The federal provision is part of a compromise between President Barack Obama and Republican members of Congress to extend income tax cuts enacted by President George W. Bush. The provision allows businesses to deduct the entire costs of spending on items such as machinery and equipment from September 8, 2010, to December 31, 2011, all at once on their federal tax returns. Without the benefit, companies would have to spread those tax deductions over several years, a practice known as “depreciating.”
Under the compromise, businesses can then deduct half of the cost of spending for those items during calendar year 2012 and spread out the remaining cost over the usual “depreciation” schedule.
The federal provision is an extension and expansion of a plan approved in 2008 that was scheduled to sunset in 2010. Because Illinois' income tax code falls in line with federal code, businesses also would be able to take similar deductions on their state tax returns during the same time frame.
A study from the Washington-D.C.-based Center on Budget and Policy Priorities took a look at how much revenue states could miss out on due to the tax break at a time when many are facing deficits. The group estimates 19 states — including Illinois — that link their practices to federal tax provisions would lose a total of $5.3 billion under the extended plan. According to the center’s projections, Illinois could potentially lose the most, with an estimated hit of more than $1 billion. A spokesperson for Quinn’s budget office estimates the state would lose between $50 million to $100 million in fiscal year 2011 and $520 million to $615 in fiscal year 2012. Kraft said there would be a loss in fiscal year 2013 as well, but the office does not have estimates on it yet. She added that Quinn’s administration is drafting legislation to split the state from the federal practices on the issue.

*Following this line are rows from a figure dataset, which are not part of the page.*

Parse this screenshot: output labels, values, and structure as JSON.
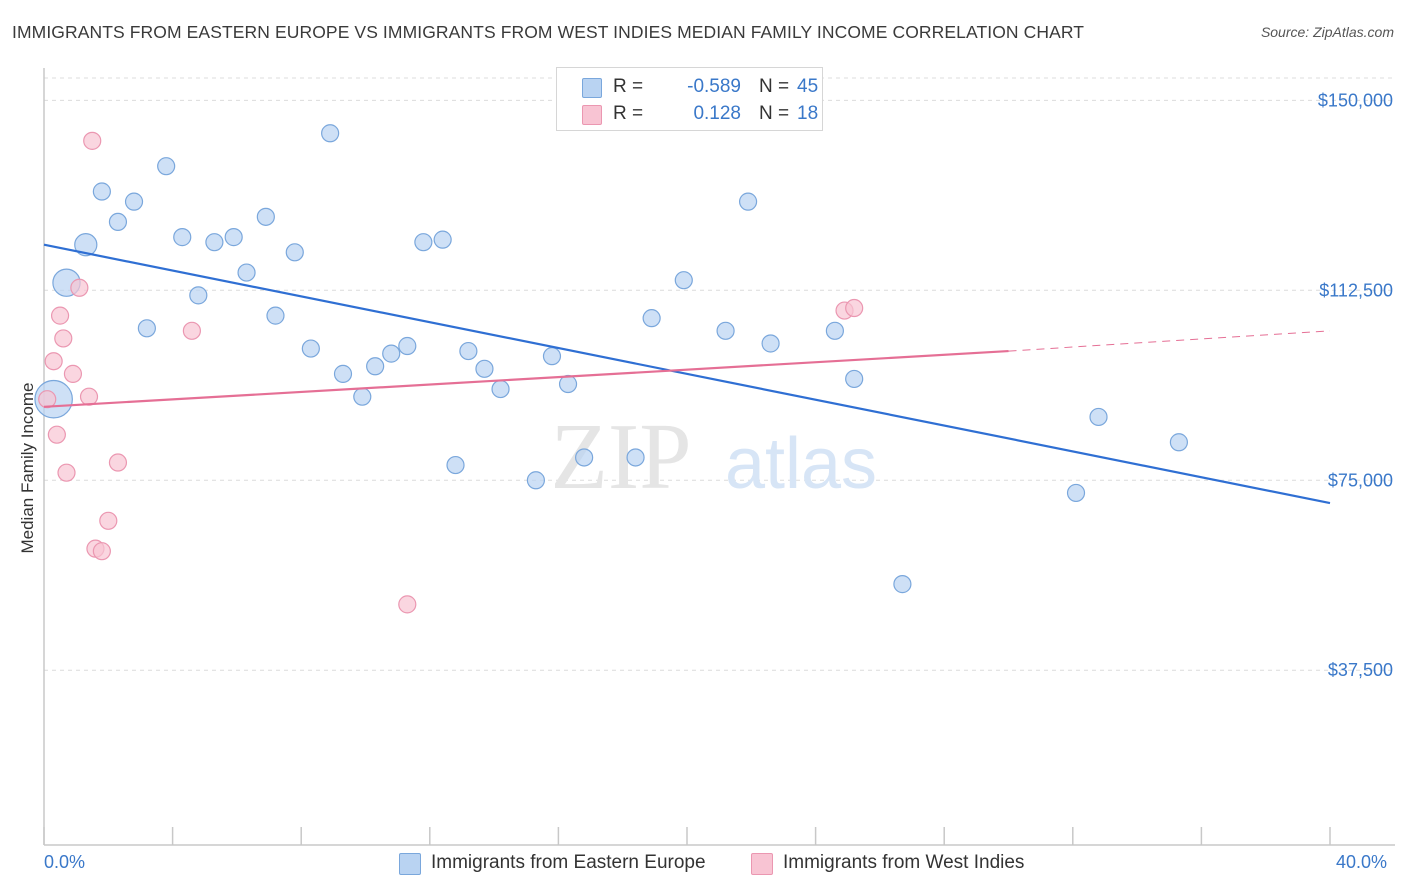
{
  "title": "IMMIGRANTS FROM EASTERN EUROPE VS IMMIGRANTS FROM WEST INDIES MEDIAN FAMILY INCOME CORRELATION CHART",
  "source": "Source: ZipAtlas.com",
  "watermark": {
    "zip": "ZIP",
    "atlas": "atlas"
  },
  "colors": {
    "blue_fill": "#b9d3f2",
    "blue_stroke": "#7aa7dc",
    "blue_line": "#2f6fd3",
    "pink_fill": "#f8c4d3",
    "pink_stroke": "#eb97b1",
    "pink_line": "#e56f95",
    "axis_label": "#3a78c9",
    "grid": "#dcdcdc"
  },
  "legend": {
    "rows": [
      {
        "r_label": "R =",
        "r_value": "-0.589",
        "n_label": "N =",
        "n_value": "45",
        "color": "#b9d3f2",
        "border": "#7aa7dc"
      },
      {
        "r_label": "R =",
        "r_value": "0.128",
        "n_label": "N =",
        "n_value": "18",
        "color": "#f8c4d3",
        "border": "#eb97b1"
      }
    ]
  },
  "chart_data": {
    "type": "scatter",
    "title": "IMMIGRANTS FROM EASTERN EUROPE VS IMMIGRANTS FROM WEST INDIES MEDIAN FAMILY INCOME CORRELATION CHART",
    "xlabel": "",
    "ylabel": "Median Family Income",
    "xlim": [
      0,
      40
    ],
    "ylim": [
      3000,
      155000
    ],
    "x_tick_labels": [
      "0.0%",
      "40.0%"
    ],
    "y_ticks": [
      37500,
      75000,
      112500,
      150000
    ],
    "y_tick_labels": [
      "$37,500",
      "$75,000",
      "$112,500",
      "$150,000"
    ],
    "grid": "horizontal dashed",
    "legend_position": "top-center",
    "series": [
      {
        "name": "Immigrants from Eastern Europe",
        "color": "#b9d3f2",
        "points": [
          [
            0.3,
            91000,
            2.2
          ],
          [
            0.7,
            114000,
            1.6
          ],
          [
            1.3,
            121500,
            1.3
          ],
          [
            1.8,
            132000,
            1
          ],
          [
            2.3,
            126000,
            1
          ],
          [
            2.8,
            130000,
            1
          ],
          [
            3.2,
            105000,
            1
          ],
          [
            3.8,
            137000,
            1
          ],
          [
            4.3,
            123000,
            1
          ],
          [
            4.8,
            111500,
            1
          ],
          [
            5.3,
            122000,
            1
          ],
          [
            5.9,
            123000,
            1
          ],
          [
            6.3,
            116000,
            1
          ],
          [
            6.9,
            127000,
            1
          ],
          [
            7.2,
            107500,
            1
          ],
          [
            7.8,
            120000,
            1
          ],
          [
            8.3,
            101000,
            1
          ],
          [
            8.9,
            143500,
            1
          ],
          [
            9.3,
            96000,
            1
          ],
          [
            9.9,
            91500,
            1
          ],
          [
            10.3,
            97500,
            1
          ],
          [
            10.8,
            100000,
            1
          ],
          [
            11.3,
            101500,
            1
          ],
          [
            11.8,
            122000,
            1
          ],
          [
            12.4,
            122500,
            1
          ],
          [
            12.8,
            78000,
            1
          ],
          [
            13.2,
            100500,
            1
          ],
          [
            13.7,
            97000,
            1
          ],
          [
            14.2,
            93000,
            1
          ],
          [
            15.3,
            75000,
            1
          ],
          [
            15.8,
            99500,
            1
          ],
          [
            16.3,
            94000,
            1
          ],
          [
            16.8,
            79500,
            1
          ],
          [
            18.4,
            79500,
            1
          ],
          [
            18.9,
            107000,
            1
          ],
          [
            19.9,
            114500,
            1
          ],
          [
            21.2,
            104500,
            1
          ],
          [
            21.9,
            130000,
            1
          ],
          [
            22.6,
            102000,
            1
          ],
          [
            24.6,
            104500,
            1
          ],
          [
            25.2,
            95000,
            1
          ],
          [
            26.7,
            54500,
            1
          ],
          [
            32.1,
            72500,
            1
          ],
          [
            32.8,
            87500,
            1
          ],
          [
            35.3,
            82500,
            1
          ]
        ]
      },
      {
        "name": "Immigrants from West Indies",
        "color": "#f8c4d3",
        "points": [
          [
            0.1,
            91000,
            1
          ],
          [
            0.3,
            98500,
            1
          ],
          [
            0.4,
            84000,
            1
          ],
          [
            0.5,
            107500,
            1
          ],
          [
            0.6,
            103000,
            1
          ],
          [
            0.7,
            76500,
            1
          ],
          [
            0.9,
            96000,
            1
          ],
          [
            1.1,
            113000,
            1
          ],
          [
            1.4,
            91500,
            1
          ],
          [
            1.5,
            142000,
            1
          ],
          [
            1.6,
            61500,
            1
          ],
          [
            1.8,
            61000,
            1
          ],
          [
            2.0,
            67000,
            1
          ],
          [
            2.3,
            78500,
            1
          ],
          [
            4.6,
            104500,
            1
          ],
          [
            11.3,
            50500,
            1
          ],
          [
            24.9,
            108500,
            1
          ],
          [
            25.2,
            109000,
            1
          ]
        ]
      }
    ],
    "trendlines": [
      {
        "series": "Immigrants from Eastern Europe",
        "x": [
          0,
          40
        ],
        "y": [
          121500,
          70500
        ],
        "style": "solid"
      },
      {
        "series": "Immigrants from West Indies",
        "x": [
          0,
          30
        ],
        "y": [
          89500,
          100500
        ],
        "style": "solid"
      },
      {
        "series": "Immigrants from West Indies",
        "x": [
          30,
          40
        ],
        "y": [
          100500,
          104500
        ],
        "style": "dashed"
      }
    ]
  }
}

Mark Denzler, vice president of government affairs for the Illinois Manufacturers Association, said the center’s revenue estimates are inflated. “It would be nowhere close to that.” He said the temporary change to the way businesses deduct capital spending was put in place after the terrorist attacks on September 11, 2001, to help spur the sluggish economy by encouraging businesses to expand their operations. Denzler said Obama extended the measure because he realizes how important it is in the current economic downturn, and states should recognize that, too. “We would just be continuing the current practice of what Illinois has been doing for almost a decade now,” Denzler said. He added that states would not lose money in the long run because companies would still be able to write off the purchases on their taxes without the change. However, the tax benefits to businesses, and the cost to the state, would be spread over several years if the state did not go along with the feds.
Nicholas Johnson, who co-authored the study for the center, said most federal lawmakers probably didn’t consider the impact on states when they extended the change. He added that they likely had “no expectations” that the states would do it, too.
On the day of the budget address, House Speaker Michael Madigan took issue with Quinn estimating revenue in his budget proposal based on the assumption that the legislature would pass a bill to end the accelerated tax bonus in Illinois. Madigan spokesman Steve Brown said Quinn’s move went against recently enacted proposals to reform the budgeting process in Illinois, including requiring budgets to be based on the revenue available at the time they are created. “On day one [of the budgeting process], we were not off to a good start,” Brown said.